Being Women

Raja Festival: The Celebration Of Fertility in Odisha 

Sudipta from Puri, Odisha writes about Raja festival

Raja Festival better known as the menstruation festival

The cultural heritage of Odisha is rich and magnificent enough to evoke awe and beauty in the mind of an outsider. Raja festival is one such unique and unconventional festival in Odisha. Known as a menstruation festival, it celebrates”fertility,” which is the ability to reproduce.

The word “menstruation” is still a taboo topic in different parts of our country. Even today, there are various illogical and infuriating ideas about the term “menstruation.” However, Odisha which has a predominantly agrarian society associates the fertility of the harvest to that of a woman in Raja Parba. The word ‘Raja’ is derived from the term Rajaswala, which means a menstruating woman. It is a prevalent notion that Basudha (Earth), conceived as a feminine entity, goes through three consecutive days of the periodic cycle and receives a ceremonial bath on the fourth day.


Four-day festival

The first day is known as Pahili Raja. The second day is perceived as Mithun Sankranti, and the third day is termed Sesa Raja. The fourth day is called Vasumati Snana. These four days have their own significance.

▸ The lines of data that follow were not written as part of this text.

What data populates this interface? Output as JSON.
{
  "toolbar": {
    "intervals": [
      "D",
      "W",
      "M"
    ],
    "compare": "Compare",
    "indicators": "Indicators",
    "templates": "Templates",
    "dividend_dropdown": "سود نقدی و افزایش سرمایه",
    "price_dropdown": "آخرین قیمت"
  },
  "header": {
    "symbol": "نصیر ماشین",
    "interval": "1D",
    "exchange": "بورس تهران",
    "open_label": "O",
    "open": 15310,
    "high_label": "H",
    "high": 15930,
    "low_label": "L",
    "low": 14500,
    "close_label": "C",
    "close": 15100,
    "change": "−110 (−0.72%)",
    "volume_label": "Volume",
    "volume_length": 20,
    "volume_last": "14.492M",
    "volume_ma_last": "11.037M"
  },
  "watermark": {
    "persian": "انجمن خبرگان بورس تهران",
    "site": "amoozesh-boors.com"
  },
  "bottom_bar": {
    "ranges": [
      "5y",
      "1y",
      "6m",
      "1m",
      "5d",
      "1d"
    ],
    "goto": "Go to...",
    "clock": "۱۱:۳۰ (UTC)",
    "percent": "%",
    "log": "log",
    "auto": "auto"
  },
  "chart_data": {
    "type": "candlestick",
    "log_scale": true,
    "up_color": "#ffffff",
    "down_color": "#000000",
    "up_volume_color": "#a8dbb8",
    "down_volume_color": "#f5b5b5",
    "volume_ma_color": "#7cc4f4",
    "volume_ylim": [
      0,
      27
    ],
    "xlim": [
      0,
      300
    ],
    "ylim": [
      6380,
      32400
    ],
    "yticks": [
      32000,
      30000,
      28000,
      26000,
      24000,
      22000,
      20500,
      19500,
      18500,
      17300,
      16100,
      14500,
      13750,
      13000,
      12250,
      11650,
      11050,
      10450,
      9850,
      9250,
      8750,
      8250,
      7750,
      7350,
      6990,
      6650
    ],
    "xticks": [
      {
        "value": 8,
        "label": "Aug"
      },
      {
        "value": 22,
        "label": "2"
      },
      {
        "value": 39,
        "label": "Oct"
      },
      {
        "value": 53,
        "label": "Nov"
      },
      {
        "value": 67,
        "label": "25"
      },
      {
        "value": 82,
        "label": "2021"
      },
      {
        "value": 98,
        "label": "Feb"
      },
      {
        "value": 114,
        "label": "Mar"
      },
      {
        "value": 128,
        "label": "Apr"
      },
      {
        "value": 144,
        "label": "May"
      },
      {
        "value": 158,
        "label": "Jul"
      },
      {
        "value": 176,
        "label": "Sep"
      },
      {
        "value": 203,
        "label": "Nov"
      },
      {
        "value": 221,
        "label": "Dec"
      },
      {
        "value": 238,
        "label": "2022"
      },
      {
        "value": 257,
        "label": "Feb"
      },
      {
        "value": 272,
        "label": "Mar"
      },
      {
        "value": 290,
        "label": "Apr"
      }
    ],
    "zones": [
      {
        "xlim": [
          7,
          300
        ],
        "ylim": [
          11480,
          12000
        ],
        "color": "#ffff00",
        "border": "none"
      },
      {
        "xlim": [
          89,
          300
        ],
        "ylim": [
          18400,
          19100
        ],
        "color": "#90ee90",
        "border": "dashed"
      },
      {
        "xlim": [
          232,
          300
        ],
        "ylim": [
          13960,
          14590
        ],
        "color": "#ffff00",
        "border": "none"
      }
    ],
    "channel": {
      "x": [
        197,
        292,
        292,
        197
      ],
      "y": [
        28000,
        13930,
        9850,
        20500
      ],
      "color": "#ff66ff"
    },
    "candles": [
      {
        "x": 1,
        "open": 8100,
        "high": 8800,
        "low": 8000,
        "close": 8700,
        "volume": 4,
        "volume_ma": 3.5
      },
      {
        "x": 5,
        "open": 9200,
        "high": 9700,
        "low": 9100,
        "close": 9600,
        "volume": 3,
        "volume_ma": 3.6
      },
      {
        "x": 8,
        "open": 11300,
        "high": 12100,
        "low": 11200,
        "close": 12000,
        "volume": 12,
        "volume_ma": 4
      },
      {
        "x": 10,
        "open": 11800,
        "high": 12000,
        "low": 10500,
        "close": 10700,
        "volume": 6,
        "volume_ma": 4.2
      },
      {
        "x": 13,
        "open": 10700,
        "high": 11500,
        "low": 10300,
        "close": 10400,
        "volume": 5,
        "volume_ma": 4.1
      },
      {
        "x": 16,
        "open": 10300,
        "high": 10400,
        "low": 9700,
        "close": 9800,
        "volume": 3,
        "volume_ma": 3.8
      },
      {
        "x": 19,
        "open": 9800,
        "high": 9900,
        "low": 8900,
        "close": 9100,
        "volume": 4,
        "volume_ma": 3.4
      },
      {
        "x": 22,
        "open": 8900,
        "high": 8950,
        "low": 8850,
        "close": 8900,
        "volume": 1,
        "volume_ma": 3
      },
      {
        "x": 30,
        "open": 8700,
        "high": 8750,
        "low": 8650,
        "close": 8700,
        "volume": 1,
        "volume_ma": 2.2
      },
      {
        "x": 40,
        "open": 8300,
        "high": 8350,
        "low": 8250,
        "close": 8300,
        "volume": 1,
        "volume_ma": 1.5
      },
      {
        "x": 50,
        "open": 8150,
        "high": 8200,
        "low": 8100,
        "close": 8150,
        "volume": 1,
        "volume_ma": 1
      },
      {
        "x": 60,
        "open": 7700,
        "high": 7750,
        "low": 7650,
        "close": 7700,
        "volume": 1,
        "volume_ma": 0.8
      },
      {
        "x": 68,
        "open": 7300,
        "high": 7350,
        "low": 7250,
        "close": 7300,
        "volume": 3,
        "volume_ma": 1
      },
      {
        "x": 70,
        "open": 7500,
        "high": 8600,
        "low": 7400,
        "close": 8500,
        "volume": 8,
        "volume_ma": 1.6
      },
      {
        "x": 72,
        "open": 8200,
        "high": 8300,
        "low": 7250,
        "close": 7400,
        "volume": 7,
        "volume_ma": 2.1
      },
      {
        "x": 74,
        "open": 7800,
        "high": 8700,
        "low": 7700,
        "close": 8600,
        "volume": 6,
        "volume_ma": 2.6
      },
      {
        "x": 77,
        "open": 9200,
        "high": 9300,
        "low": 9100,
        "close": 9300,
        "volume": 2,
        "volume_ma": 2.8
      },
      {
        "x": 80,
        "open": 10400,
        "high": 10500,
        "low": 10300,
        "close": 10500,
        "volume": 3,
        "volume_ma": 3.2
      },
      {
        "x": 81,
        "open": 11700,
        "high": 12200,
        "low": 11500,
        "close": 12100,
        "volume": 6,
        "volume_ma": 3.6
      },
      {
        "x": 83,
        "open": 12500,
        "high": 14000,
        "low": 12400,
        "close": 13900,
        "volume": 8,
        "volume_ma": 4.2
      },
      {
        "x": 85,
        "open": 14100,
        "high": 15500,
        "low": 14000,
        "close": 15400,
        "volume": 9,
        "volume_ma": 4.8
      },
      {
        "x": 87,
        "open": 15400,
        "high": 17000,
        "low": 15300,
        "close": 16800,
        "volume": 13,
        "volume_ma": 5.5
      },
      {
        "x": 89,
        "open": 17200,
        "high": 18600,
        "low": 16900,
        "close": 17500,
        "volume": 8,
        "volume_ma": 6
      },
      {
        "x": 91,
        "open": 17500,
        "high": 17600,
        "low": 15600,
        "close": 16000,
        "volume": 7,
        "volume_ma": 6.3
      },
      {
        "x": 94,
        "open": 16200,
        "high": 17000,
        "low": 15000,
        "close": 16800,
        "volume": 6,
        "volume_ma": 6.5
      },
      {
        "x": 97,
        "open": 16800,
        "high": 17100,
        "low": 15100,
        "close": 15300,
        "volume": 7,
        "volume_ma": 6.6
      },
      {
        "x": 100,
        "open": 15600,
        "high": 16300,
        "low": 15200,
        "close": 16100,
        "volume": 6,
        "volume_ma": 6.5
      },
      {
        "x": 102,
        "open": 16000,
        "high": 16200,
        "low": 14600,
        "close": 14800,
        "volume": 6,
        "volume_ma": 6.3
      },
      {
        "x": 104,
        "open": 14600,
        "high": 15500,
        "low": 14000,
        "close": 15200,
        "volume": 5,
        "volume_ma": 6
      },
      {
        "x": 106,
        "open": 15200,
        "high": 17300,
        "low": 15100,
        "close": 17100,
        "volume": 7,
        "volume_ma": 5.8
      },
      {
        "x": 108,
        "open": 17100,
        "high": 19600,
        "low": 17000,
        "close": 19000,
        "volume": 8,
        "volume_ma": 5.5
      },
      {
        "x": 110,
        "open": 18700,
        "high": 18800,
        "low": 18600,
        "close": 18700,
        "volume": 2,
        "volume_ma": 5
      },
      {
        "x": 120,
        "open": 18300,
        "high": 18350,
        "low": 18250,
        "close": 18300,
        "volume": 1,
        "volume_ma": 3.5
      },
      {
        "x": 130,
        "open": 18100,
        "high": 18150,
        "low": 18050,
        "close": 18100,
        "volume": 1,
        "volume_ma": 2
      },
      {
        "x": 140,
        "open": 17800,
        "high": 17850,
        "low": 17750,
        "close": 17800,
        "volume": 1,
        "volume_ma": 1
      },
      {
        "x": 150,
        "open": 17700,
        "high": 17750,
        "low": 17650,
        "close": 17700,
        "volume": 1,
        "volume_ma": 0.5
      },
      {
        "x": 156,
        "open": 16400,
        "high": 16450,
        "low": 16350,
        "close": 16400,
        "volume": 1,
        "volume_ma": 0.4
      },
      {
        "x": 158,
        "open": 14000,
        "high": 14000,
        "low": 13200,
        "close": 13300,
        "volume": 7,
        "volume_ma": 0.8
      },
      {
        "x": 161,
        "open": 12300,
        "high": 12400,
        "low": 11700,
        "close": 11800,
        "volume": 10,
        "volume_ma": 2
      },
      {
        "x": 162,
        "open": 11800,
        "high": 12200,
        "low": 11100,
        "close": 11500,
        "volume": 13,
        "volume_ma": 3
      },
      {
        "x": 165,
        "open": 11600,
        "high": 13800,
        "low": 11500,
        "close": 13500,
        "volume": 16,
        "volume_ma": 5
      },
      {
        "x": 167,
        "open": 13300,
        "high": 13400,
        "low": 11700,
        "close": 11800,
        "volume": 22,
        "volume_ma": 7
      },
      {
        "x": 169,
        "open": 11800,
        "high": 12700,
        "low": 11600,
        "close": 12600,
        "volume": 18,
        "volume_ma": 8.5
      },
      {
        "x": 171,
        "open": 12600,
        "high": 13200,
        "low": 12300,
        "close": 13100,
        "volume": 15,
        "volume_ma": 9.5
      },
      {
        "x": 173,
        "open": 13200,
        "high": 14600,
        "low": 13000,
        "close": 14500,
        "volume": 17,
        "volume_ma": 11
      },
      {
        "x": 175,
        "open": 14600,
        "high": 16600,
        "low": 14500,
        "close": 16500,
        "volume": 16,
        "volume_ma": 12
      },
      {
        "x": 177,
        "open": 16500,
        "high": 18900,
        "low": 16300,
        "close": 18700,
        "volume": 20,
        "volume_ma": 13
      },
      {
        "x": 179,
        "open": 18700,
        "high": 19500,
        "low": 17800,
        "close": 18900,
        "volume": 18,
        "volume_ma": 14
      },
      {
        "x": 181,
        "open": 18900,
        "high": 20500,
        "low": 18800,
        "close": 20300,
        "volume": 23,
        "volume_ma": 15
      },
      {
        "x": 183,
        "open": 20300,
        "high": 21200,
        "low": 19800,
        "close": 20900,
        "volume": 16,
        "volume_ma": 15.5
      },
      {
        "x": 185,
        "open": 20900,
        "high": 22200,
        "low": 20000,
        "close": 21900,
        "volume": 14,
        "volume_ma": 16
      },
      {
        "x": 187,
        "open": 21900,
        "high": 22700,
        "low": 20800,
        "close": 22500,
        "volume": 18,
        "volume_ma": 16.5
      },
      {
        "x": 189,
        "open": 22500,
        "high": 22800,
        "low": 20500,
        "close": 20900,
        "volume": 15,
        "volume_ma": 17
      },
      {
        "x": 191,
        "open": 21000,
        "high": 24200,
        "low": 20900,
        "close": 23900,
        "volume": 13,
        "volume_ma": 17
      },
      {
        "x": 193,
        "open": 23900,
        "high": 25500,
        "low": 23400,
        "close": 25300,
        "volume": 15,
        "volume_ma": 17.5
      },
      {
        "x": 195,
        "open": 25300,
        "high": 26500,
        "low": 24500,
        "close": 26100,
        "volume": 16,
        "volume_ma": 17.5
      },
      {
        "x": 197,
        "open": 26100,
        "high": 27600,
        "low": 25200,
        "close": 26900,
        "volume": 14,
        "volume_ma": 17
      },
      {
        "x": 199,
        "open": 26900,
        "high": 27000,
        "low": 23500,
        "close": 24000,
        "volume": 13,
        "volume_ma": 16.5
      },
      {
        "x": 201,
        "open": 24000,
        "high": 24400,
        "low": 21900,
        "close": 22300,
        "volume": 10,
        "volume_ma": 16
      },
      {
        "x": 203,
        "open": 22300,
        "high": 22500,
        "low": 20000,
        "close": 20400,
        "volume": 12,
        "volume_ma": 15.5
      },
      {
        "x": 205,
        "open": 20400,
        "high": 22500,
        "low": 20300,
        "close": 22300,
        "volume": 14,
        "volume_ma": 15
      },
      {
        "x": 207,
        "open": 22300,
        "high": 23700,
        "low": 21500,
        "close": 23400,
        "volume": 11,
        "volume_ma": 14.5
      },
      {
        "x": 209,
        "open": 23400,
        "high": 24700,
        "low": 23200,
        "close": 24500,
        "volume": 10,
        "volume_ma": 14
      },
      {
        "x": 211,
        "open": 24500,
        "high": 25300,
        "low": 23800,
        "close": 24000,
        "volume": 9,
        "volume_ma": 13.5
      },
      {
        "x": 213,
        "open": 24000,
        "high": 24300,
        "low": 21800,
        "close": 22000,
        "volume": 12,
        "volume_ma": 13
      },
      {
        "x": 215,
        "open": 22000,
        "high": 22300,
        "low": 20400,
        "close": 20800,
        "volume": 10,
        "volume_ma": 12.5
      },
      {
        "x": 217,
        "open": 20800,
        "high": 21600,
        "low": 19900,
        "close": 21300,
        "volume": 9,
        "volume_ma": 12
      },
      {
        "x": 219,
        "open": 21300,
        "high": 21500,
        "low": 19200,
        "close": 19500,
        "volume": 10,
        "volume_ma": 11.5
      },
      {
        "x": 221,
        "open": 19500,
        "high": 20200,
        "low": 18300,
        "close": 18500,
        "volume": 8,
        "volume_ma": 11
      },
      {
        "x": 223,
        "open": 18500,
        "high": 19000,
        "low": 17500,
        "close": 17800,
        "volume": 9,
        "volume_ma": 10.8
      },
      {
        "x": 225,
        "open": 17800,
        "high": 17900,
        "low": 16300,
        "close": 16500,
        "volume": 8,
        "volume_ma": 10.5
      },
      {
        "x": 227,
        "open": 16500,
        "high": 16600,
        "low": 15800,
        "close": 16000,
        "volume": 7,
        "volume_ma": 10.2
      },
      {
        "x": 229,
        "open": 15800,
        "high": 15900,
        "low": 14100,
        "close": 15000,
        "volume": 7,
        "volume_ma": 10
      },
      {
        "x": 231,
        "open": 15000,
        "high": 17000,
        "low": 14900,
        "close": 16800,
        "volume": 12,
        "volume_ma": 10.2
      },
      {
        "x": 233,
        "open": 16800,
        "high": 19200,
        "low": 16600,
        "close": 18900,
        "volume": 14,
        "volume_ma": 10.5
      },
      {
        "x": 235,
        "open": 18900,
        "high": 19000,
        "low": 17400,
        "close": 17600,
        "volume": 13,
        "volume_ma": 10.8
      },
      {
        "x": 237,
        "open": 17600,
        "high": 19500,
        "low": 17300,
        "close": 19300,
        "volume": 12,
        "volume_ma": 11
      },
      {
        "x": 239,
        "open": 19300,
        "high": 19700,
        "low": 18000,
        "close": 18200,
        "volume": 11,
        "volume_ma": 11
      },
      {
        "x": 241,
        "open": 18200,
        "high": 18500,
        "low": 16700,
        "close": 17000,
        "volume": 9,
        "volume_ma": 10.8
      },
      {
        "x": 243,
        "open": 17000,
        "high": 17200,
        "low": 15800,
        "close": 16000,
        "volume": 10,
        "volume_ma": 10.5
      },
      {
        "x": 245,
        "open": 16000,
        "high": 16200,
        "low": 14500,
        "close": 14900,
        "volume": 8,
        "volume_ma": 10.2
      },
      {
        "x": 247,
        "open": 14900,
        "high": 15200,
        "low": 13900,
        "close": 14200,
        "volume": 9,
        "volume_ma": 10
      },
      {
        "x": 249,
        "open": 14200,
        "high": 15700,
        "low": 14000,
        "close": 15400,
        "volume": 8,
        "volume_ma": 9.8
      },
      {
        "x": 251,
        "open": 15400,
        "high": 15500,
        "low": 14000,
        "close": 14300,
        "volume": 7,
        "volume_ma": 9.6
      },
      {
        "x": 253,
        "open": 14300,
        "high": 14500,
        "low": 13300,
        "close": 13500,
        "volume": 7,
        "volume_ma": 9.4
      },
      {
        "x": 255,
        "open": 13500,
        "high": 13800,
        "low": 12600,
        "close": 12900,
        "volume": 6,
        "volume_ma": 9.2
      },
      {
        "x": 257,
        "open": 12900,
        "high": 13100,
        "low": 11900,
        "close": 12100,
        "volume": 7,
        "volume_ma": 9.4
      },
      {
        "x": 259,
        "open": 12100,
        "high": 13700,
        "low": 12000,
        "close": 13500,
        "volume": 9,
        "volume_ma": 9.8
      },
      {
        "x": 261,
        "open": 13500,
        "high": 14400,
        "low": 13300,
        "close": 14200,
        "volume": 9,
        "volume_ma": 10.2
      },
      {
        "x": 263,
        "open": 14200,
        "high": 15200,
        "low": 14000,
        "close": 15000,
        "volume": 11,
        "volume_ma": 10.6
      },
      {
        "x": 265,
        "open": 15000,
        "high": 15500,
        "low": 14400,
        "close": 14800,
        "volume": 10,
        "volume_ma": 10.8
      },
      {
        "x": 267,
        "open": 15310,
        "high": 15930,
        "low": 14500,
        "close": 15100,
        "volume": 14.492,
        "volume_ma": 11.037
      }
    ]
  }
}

All types of agricultural work are postponed during these three days. Like the reproductive ability of a woman, Mother Earth is also believed to reproduce in the same way. So the land goes through regeneration. Not a single work of cultivation is practised during these three days. Even in rural areas, girls are prohibited from walking around. They use sandals made from banana trees, which are known as Patoka.

Celebrating women

The rich tradition and culture of Odisha are marvellously portrayed through the celebration of Raja.

On all these days, women are pampered and accorded special privileges. They deck up in gorgeous outfits with decorative bindi. Alta is the most special makeup item in Raja. Mehendi is also an indispensable item for decorating hands. Women and girls are given a complete break from all household activities. They are mostly seen spending their time on swings during these three days. Different types of indoor and outdoor games are played.


A joyous festival

The fourth and last day observes the ceremonial bath of Basumata, which justifies the end of Mother Earth’s menstruation period. It is to be noted that there are also atmospheric changes that occur during this time. The advent of the rainy season and the departure of the summer season, with the gift of ample production of fruits and vegetables, bring joy to the hearts of all. Authentic cuisine, like rice cakes, is made and distributed for spreading happiness and strengthening unity between families and friends. Hence, celebration and merry-making add special charm to this festival.

Celebrating the feminine form

Raja, the agricultural festival, worships Mother Earth as the perennial source of all reproduction and regeneration processes. It also upholds the woman who is bestowed with the divine power of recreation and reproduction. The festivities spread the vibes of positivity all around. The Odiya people around the world wait eagerly for this local festival to celebrate the rich legacy of their state.

The Odiyas embrace each and every aspect of their culture with pride and glory. This is one of the many festivals of Odisha that unites all through a single thread of unity and peace.

Note: This year Raja Festival commences on June 15-June 18, 2023.